A website from the Massachusetts Historical Society; founded 1791.

A Brief History of the French and Indian War

For centuries England and France, two European neighbors divided only by the English Channel, were enemies. The struggle began as early as 1066 with the Norman conquest, when French forces subjugated the Anglo-Saxon population, and did not end until Napoleon's defeat at Waterloo in 1815. In the 17th and 18th centuries this conflict extended overseas as both nations carved empires from newly discovered lands. Nowhere was this competition more intense than in North America, where both French and English settlers had arrived in the early 17th century. For nearly one hundred years these rival states, each allied with different native North American nations, fought to extend their colonial borders at each other's expense. In four wars, each known by different names in Europe and America, the two superpowers fought for dominations; the last of these, the French and Indian War (or Seven Years War in Europe), persisted from 1754 to 1763. While the first three wars had ended in relative stalemates, the last proved decisive: France surrendered Canada to England. The victory vastly enlarged the British empire and paved the way for the American Revolution.

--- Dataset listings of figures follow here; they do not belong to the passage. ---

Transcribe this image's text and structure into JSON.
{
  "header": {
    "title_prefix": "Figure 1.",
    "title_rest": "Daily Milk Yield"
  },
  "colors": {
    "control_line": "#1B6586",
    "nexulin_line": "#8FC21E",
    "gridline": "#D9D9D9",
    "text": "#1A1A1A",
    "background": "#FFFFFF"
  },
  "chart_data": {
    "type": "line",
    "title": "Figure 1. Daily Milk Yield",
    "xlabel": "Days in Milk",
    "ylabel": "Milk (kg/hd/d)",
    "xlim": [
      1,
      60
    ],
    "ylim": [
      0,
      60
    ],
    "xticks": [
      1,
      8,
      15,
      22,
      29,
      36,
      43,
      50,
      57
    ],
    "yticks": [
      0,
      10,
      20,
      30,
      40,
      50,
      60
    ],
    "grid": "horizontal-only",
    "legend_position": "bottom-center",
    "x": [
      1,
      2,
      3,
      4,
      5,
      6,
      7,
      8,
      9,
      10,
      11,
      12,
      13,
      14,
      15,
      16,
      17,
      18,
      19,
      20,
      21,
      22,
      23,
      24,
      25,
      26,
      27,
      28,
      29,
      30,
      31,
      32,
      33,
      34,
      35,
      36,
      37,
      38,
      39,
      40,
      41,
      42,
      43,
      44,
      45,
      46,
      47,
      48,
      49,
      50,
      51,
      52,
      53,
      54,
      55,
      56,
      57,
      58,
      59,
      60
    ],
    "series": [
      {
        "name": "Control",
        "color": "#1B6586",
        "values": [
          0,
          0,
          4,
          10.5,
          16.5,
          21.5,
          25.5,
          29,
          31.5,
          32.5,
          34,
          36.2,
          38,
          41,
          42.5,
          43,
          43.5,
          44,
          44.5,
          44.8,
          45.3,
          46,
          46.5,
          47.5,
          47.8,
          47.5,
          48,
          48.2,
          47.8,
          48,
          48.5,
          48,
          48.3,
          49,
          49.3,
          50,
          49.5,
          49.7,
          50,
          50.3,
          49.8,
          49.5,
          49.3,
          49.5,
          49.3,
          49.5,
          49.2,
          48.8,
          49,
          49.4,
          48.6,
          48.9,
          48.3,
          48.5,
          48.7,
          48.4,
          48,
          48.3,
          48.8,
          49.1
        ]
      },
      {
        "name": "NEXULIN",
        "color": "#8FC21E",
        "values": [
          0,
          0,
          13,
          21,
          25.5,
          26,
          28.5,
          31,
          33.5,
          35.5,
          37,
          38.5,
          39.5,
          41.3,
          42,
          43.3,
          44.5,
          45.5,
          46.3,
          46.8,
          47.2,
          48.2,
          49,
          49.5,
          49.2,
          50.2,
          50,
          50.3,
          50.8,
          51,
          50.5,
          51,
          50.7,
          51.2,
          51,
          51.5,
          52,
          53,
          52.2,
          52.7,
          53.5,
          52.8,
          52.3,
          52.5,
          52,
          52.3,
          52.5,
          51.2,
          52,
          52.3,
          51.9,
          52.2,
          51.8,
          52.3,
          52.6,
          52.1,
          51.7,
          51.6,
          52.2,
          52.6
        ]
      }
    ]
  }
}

In all of these wars only a very few of the military and naval leaders who planned the movements of armies and fleets had ever been to North America. For their knowledge of this distant land they depended on reports from their subordinates and lines drawn on maps. Late in 1754, for example, the Duke of Newcastle asked his cabinet for ideas about how to defend Novia Scotia from a French attack. Advised to reinforce the garrison at Annapolis Royal, Newcastle nodded his head, but then whispered, "Annapolis, Annapolis. Where is Annapolis?" Only a map could tell him.